The report “A Transatlantic Pakistan Policy” highlights the need for increased cooperation between the United States and Europe in countering the growth in nuclear weapons which poses an increasingly serious risk to global security. In the report the authors emphasise the point that the United States and Europe should have a more directed and mutually coordinated policy vis-à-vis Pakistan. Many of the problems in Pakistan have both regional and global implications. Connections with terrorism and radical movements that are cultivated and trained in Pakistan constitute such a problem area. The country has major economic and administrative problems. According to the report, civil-military relations are strained and the police force does not function as it should.
“In the past, western attention has been focused on Afghanistan. But the United States and Europe should focus more on the development of nuclear weapons in Pakistan. The country’s nuclear weapons arsenal is increasing and Pakistan’s attitude to nuclear weapons is also problematic since such weapons are regarded as militarily usable and not only as deterrents”, says John Rydqvist, Asia Security Studies programme manager and security expert at FOI.

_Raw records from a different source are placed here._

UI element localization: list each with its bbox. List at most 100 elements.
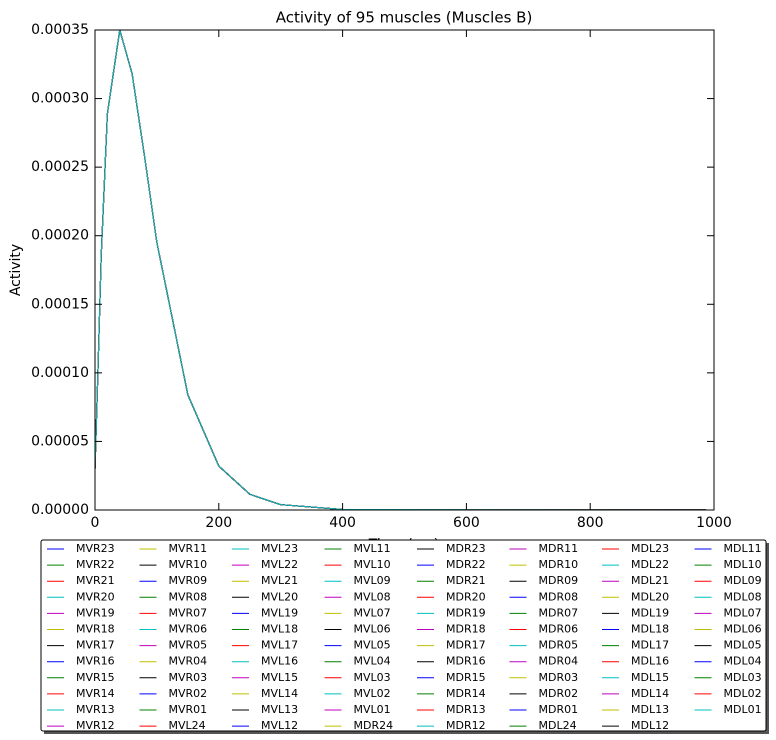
legend-label: MDR11 xyxy=(539,542,579,555)
legend-label: MDL03 xyxy=(724,671,762,684)
chart-title: Activity of 95 muscles (Muscles B) xyxy=(276,9,533,27)
legend-label: MVR16 xyxy=(76,655,115,668)
legend-label: MVL04 xyxy=(354,655,391,668)
legend-label: MVL20 xyxy=(261,590,298,603)
legend-label: MDR22 xyxy=(446,558,486,571)
legend-label: MVR15 xyxy=(76,671,115,684)
legend-label: MDR04 xyxy=(539,655,579,668)
legend-label: MVR10 xyxy=(169,558,208,571)
legend-label: MVL24 xyxy=(169,719,206,732)
legend-label: MDL01 xyxy=(724,703,762,716)
legend-label: MDL20 xyxy=(631,590,669,603)
legend-label: MVL14 xyxy=(261,687,298,700)
legend-label: MVR14 xyxy=(76,687,115,700)
legend-label: MDR20 xyxy=(446,590,486,603)
legend-label: MDR23 xyxy=(446,542,486,555)
legend-label: MDL24 xyxy=(539,719,577,732)
x-tick-label: 400 xyxy=(329,515,356,531)
legend-label: MDL18 xyxy=(631,623,669,636)
legend-label: MVR05 xyxy=(169,639,208,652)
legend-label: MDR08 xyxy=(539,590,579,603)
legend-label: MDR03 xyxy=(539,671,579,684)
x-tick-label: 600 xyxy=(453,515,480,531)
legend-label: MDL10 xyxy=(724,558,762,571)
legend-label: MDR06 xyxy=(539,623,579,636)
legend-label: MDR01 xyxy=(539,703,579,716)
legend-label: MVL23 xyxy=(261,542,298,555)
y-tick-label: 0.00025 xyxy=(31,159,89,175)
legend-label: MDL04 xyxy=(724,655,762,668)
legend-label: MDL08 xyxy=(724,590,762,603)
legend-label: MDL07 xyxy=(724,606,762,619)
legend-label: MVL05 xyxy=(354,639,391,652)
x-tick-label: 1000 xyxy=(696,515,732,531)
legend-label: MVR23 xyxy=(76,542,115,555)
legend-label: MDL05 xyxy=(724,639,762,652)
legend-label: MVL16 xyxy=(261,655,298,668)
legend-label: MVR19 xyxy=(76,606,115,619)
legend-label: MVL22 xyxy=(261,558,298,571)
legend-label: MVR02 xyxy=(169,687,208,700)
legend-label: MVR06 xyxy=(169,623,208,636)
legend-label: MVR01 xyxy=(169,703,208,716)
legend-label: MVL21 xyxy=(261,574,298,587)
legend-label: MDL02 xyxy=(724,687,762,700)
series-line xyxy=(95,30,714,510)
legend-label: MDR07 xyxy=(539,606,579,619)
legend-label: MVL19 xyxy=(261,606,298,619)
x-tick-label: 800 xyxy=(577,515,604,531)
legend-label: MDR19 xyxy=(446,606,486,619)
legend-label: MDL12 xyxy=(631,719,669,732)
x-tick-label: 200 xyxy=(205,515,232,531)
legend-label: MDL17 xyxy=(631,639,669,652)
legend-label: MVL02 xyxy=(354,687,391,700)
y-tick-label: 0.00000 xyxy=(31,502,89,518)
legend-label: MVL10 xyxy=(354,558,391,571)
y-tick-label: 0.00010 xyxy=(31,365,89,381)
legend-label: MVL11 xyxy=(354,542,391,555)
legend-label: MDR14 xyxy=(446,687,486,700)
legend-label: MVR13 xyxy=(76,703,115,716)
legend-label: MVR03 xyxy=(169,671,208,684)
legend-label: MVL06 xyxy=(354,623,391,636)
x-tick-label: 0 xyxy=(91,515,100,531)
y-tick-label: 0.00020 xyxy=(31,228,89,244)
y-axis-label: Activity xyxy=(8,244,24,296)
legend-label: MVR09 xyxy=(169,574,208,587)
legend-label: MDL21 xyxy=(631,574,669,587)
legend-box xyxy=(40,539,767,732)
legend-label: MDR02 xyxy=(539,687,579,700)
legend-label: MDR16 xyxy=(446,655,486,668)
y-tick-label: 0.00035 xyxy=(31,22,89,38)
legend-label: MDR05 xyxy=(539,639,579,652)
legend-label: MVL07 xyxy=(354,606,391,619)
legend-label: MVL03 xyxy=(354,671,391,684)
plot-frame xyxy=(94,29,715,511)
legend-label: MDL09 xyxy=(724,574,762,587)
legend-label: MDR09 xyxy=(539,574,579,587)
y-tick-label: 0.00005 xyxy=(31,433,89,449)
legend-label: MVR22 xyxy=(76,558,115,571)
legend-label: MDR18 xyxy=(446,623,486,636)
legend-label: MDR13 xyxy=(446,703,486,716)
legend-label: MDL15 xyxy=(631,671,669,684)
legend-label: MVR11 xyxy=(169,542,208,555)
y-tick-label: 0.00030 xyxy=(31,91,89,107)
legend-label: MVR21 xyxy=(76,574,115,587)
plot-area xyxy=(95,30,714,510)
legend-label: MVR17 xyxy=(76,639,115,652)
legend-label: MVR08 xyxy=(169,590,208,603)
legend-label: MDR10 xyxy=(539,558,579,571)
legend-label: MVR20 xyxy=(76,590,115,603)
legend-label: MDL11 xyxy=(724,542,762,555)
legend-label: MDL14 xyxy=(631,687,669,700)
legend-label: MVR04 xyxy=(169,655,208,668)
legend-label: MVL18 xyxy=(261,623,298,636)
legend-label: MDL13 xyxy=(631,703,669,716)
legend-label: MVL12 xyxy=(261,719,298,732)
legend-label: MVL17 xyxy=(261,639,298,652)
legend-label: MVL01 xyxy=(354,703,391,716)
legend-label: MVR07 xyxy=(169,606,208,619)
legend-label: MDR15 xyxy=(446,671,486,684)
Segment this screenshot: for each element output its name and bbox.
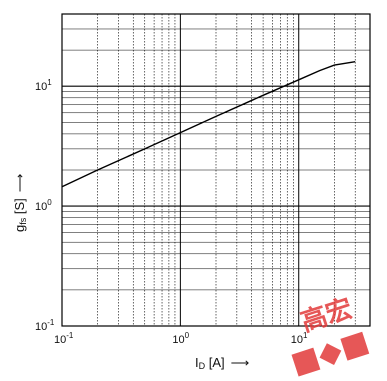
y-tick-label: 100 [35,198,52,213]
grid [62,14,370,326]
x-tick-label: 101 [291,331,308,346]
plot-frame [61,13,371,327]
y-tick-labels: 10-1 100 101 [35,78,55,333]
x-tick-labels: 10-1 100 101 [54,331,308,346]
y-tick-label: 10-1 [35,318,55,333]
x-tick-label: 10-1 [54,331,74,346]
y-tick-label: 101 [35,78,52,93]
y-axis-label: gfs [S]⟶ [12,174,28,232]
gfs-curve [61,61,356,188]
x-tick-label: 100 [172,331,189,346]
series-layer [61,61,356,188]
x-axis-label: ID [A] ⟶ [195,355,249,371]
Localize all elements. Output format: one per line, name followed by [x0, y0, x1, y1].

Since the Second World War and the partition of India, Pakistan has created and nurtured paramilitary forces for its own national purposes. Local guerrilla movements came into being, for example in areas such as Kashmir, to fight for or against belonging to India rather than Pakistan. As a means of being able to defend itself against India, Pakistan has permitted guerrilla warfare to complement the capabilities of its regional forces.

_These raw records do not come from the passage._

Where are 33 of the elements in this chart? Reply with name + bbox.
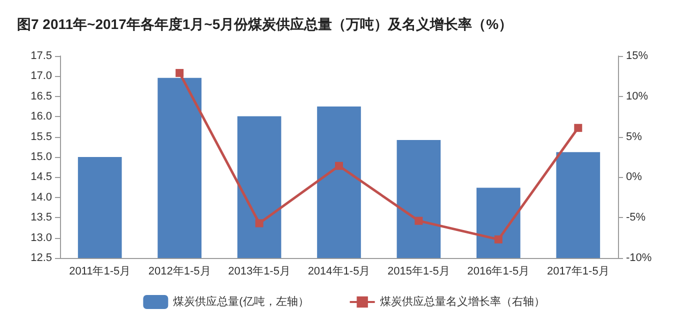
y2-tick-label: 5% xyxy=(626,130,642,143)
chart-title: 图7 2011年~2017年各年度1月~5月份煤炭供应总量（万吨）及名义增长率（%） xyxy=(17,16,513,32)
y-tick-label: 14.5 xyxy=(30,171,52,184)
x-tick-label: 2011年1-5月 xyxy=(69,266,131,278)
point xyxy=(414,216,423,225)
y2-tick-label: -10% xyxy=(626,252,652,264)
y-tick-label: 17.5 xyxy=(30,50,52,62)
legend-label: 煤炭供应总量(亿吨，左轴） xyxy=(173,295,309,308)
point xyxy=(176,68,184,77)
x-tick-label: 2017年1-5月 xyxy=(546,266,610,278)
point xyxy=(574,124,582,132)
x-tick-label: 2012年1-5月 xyxy=(148,266,211,278)
point xyxy=(255,219,264,228)
y-tick-label: 16.0 xyxy=(30,110,52,123)
y2-tick-label: 15% xyxy=(626,50,648,62)
y-tick-label: 13.5 xyxy=(30,212,52,224)
point xyxy=(335,162,343,170)
x-tick-label: 2015年1-5月 xyxy=(388,266,450,278)
y-tick-label: 12.5 xyxy=(30,252,52,264)
y2-tick-label: -5% xyxy=(626,212,646,224)
y2-tick-label: 10% xyxy=(626,90,648,102)
y2-tick-label: 0% xyxy=(626,171,642,184)
x-tick-label: 2014年1-5月 xyxy=(308,266,370,278)
point xyxy=(494,235,502,244)
y-tick-label: 14.0 xyxy=(30,191,52,204)
legend-label: 煤炭供应总量名义增长率（右轴） xyxy=(380,295,545,308)
y-tick-label: 13.0 xyxy=(30,232,52,244)
y-tick-label: 15.0 xyxy=(30,151,52,163)
y-tick-label: 17.0 xyxy=(30,70,52,82)
y-tick-label: 15.5 xyxy=(30,130,52,143)
x-tick-label: 2016年1-5月 xyxy=(467,266,530,278)
y-tick-label: 16.5 xyxy=(30,90,52,102)
x-tick-label: 2013年1-5月 xyxy=(228,266,290,278)
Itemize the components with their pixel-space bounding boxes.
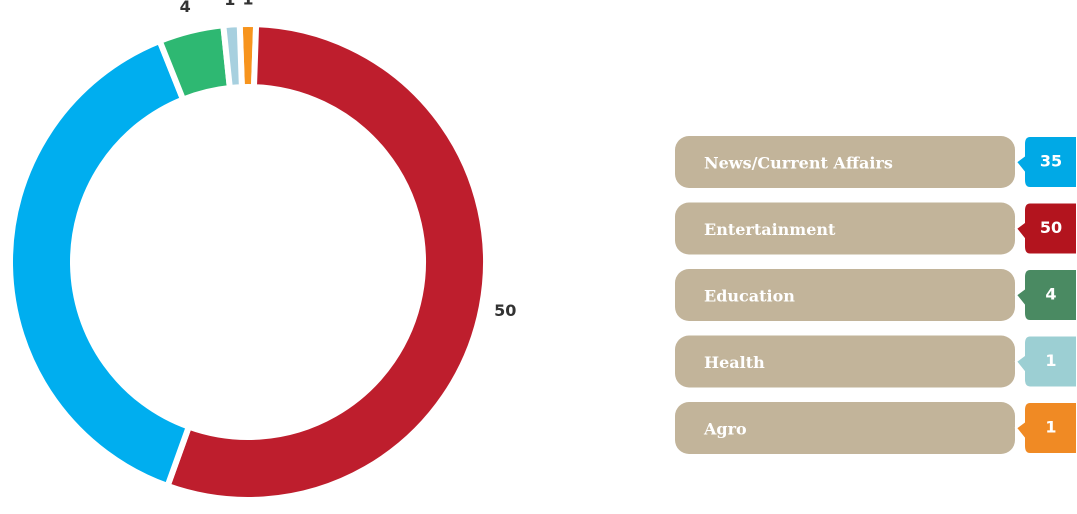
legend-label: News/Current Affairs	[704, 154, 893, 173]
legend-badge	[1014, 401, 1077, 455]
data-label: 50	[494, 301, 516, 320]
data-label: 1	[224, 0, 235, 9]
legend-label: Agro	[703, 420, 747, 439]
legend-pill	[675, 202, 1015, 255]
legend-value: 4	[1045, 285, 1056, 304]
legend-value: 1	[1045, 351, 1056, 370]
legend-badge	[1014, 201, 1077, 256]
legend-label: Health	[704, 353, 765, 372]
legend-pill	[675, 136, 1015, 188]
legend-value: 50	[1040, 218, 1062, 237]
data-label: 1	[242, 0, 253, 9]
legend-value: 1	[1045, 418, 1056, 437]
legend-pill	[675, 335, 1015, 388]
legend-badge	[1014, 334, 1077, 389]
legend-pill	[675, 402, 1015, 454]
donut-slice	[7, 37, 193, 490]
donut-slice	[163, 21, 489, 503]
legend-label: Entertainment	[704, 220, 836, 239]
legend-badge	[1014, 268, 1077, 322]
legend-badge	[1014, 135, 1077, 189]
legend-pill	[675, 269, 1015, 321]
donut-slice	[220, 21, 245, 92]
legend-label: Education	[704, 287, 795, 306]
legend-value: 35	[1040, 152, 1062, 171]
data-label: 4	[180, 0, 191, 16]
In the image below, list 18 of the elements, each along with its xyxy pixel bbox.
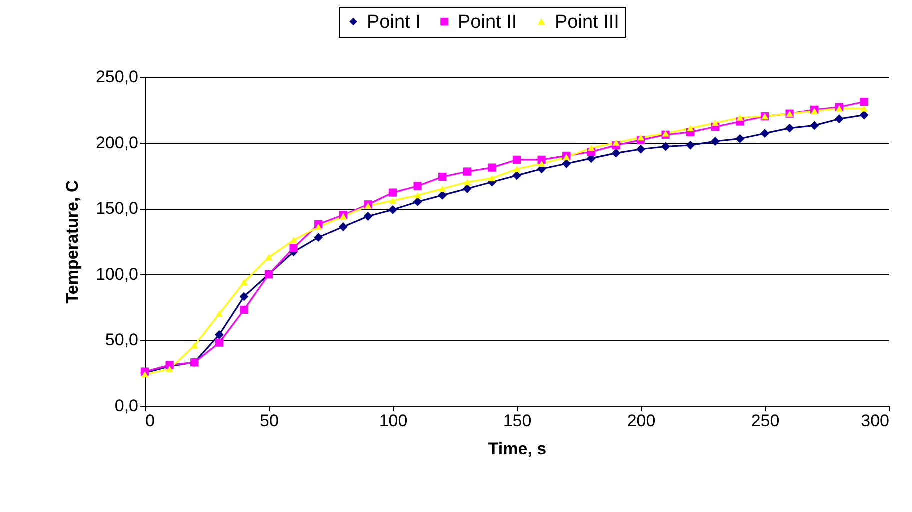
x-tick-label: 100	[379, 412, 408, 430]
y-tick-label: 200,0	[96, 133, 138, 152]
x-tick-label: 300	[861, 412, 890, 430]
x-tick-label: 150	[503, 412, 532, 430]
x-tick-label: 250	[751, 412, 780, 430]
x-tick-label: 200	[627, 412, 656, 430]
legend-label: Point I	[367, 12, 421, 33]
legend-label: Point II	[458, 12, 518, 33]
y-tick-label: 150,0	[96, 199, 138, 218]
legend-label: Point III	[555, 12, 620, 33]
x-axis-title: Time, s	[488, 440, 547, 458]
y-tick-label: 250,0	[96, 68, 138, 86]
y-axis-title: Temperature, C	[62, 180, 82, 304]
y-tick-label: 100,0	[96, 264, 138, 284]
x-tick-label: 50	[260, 412, 279, 430]
y-tick-label: 0,0	[114, 396, 138, 416]
y-tick-label: 50,0	[105, 330, 138, 350]
x-tick-label: 0	[146, 412, 155, 430]
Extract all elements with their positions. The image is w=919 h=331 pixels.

The ideological currents that emerged in Afghanistan were initially focused on forming a new government and a new society. The Taliban took power in Kabul and kept it for a time during the 1990s. Following the American military action against the Taliban in 2001 and onwards, the Taliban withdrew to Pakistan. There they had a safe haven in the tribal areas in the north which are subject to special, antiquated colonial laws, and where the state has little control,” says John Rydqvist.
Parts of the armed groups previously nurtured by Pakistan then turned against Pakistan itself which they regard as having become too western oriented. This applies particularly to the Pakistani Taliban.

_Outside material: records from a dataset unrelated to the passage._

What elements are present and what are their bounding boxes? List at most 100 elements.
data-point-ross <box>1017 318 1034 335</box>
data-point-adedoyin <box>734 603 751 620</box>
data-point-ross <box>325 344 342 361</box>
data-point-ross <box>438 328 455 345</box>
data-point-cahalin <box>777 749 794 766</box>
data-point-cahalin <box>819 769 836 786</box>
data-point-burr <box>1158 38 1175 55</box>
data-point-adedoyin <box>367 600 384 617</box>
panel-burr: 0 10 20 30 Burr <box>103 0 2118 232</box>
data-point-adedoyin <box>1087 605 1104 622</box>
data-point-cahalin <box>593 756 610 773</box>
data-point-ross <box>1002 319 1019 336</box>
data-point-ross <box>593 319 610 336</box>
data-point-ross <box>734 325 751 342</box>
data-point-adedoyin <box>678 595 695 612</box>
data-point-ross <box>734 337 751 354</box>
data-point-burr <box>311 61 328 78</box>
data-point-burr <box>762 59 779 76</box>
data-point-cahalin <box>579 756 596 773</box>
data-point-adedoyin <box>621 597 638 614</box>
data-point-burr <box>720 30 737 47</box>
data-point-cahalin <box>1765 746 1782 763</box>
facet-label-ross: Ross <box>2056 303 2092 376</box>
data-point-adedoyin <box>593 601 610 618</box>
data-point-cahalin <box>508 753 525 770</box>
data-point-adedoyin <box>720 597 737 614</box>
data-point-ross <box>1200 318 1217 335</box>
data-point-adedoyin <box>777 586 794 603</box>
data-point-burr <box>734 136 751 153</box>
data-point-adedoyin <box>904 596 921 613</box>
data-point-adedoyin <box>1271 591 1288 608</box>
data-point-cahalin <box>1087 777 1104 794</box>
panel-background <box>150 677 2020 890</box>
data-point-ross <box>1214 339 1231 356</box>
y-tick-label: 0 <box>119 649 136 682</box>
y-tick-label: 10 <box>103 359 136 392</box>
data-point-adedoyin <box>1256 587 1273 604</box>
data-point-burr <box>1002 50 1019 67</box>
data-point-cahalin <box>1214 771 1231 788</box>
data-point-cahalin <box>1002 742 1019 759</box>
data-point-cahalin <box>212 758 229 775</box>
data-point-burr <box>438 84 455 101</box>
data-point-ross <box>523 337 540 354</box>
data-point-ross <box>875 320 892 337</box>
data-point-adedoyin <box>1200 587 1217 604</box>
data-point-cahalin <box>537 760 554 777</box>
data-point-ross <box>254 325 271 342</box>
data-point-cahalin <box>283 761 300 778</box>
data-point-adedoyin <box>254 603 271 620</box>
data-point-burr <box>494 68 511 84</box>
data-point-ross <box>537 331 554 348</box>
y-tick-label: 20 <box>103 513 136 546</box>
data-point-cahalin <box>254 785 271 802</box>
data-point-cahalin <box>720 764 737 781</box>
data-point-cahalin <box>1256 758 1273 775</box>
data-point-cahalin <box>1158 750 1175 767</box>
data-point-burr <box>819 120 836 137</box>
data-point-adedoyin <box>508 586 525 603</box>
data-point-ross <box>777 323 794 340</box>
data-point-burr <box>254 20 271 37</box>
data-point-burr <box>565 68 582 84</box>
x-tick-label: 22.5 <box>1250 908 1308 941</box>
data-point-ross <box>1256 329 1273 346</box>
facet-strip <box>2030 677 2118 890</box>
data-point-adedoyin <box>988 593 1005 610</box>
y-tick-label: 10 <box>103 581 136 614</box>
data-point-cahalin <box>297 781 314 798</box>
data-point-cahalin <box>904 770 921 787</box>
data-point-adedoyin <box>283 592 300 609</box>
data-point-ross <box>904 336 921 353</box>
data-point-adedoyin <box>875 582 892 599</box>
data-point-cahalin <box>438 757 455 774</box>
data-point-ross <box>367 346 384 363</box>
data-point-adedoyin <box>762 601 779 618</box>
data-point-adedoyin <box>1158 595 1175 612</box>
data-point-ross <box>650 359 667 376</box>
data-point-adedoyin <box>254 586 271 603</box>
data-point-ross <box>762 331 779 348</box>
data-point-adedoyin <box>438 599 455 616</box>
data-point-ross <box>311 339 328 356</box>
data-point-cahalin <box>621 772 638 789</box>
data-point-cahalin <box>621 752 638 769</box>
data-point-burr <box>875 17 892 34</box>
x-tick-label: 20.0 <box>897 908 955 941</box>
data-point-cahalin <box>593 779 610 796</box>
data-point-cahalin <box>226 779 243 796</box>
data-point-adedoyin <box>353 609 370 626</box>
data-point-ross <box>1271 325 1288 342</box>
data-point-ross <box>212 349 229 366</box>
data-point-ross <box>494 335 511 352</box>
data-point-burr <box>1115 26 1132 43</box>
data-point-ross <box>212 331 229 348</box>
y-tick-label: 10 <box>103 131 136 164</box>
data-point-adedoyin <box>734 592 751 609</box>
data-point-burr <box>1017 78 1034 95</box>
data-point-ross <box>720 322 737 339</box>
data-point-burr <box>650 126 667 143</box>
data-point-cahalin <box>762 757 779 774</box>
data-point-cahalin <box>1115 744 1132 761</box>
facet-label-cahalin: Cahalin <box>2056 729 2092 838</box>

“The ideological currents that emerged in Afghanistan are also closely connected with the global jihadist movement and, during the 1990s, on the basis of these same ideas, Al-Qaeda came into being,” says John Rydqvist. The fact that Taliban groups have a safe haven in Pakistan is problematic politically and is a cause of tension and friction between the transatlantic countries and Pakistan. The United Sates and Europe cannot solve Pakistan’s problems but better coordination in a transatlantic context may perhaps contribute to an improvement in the situation.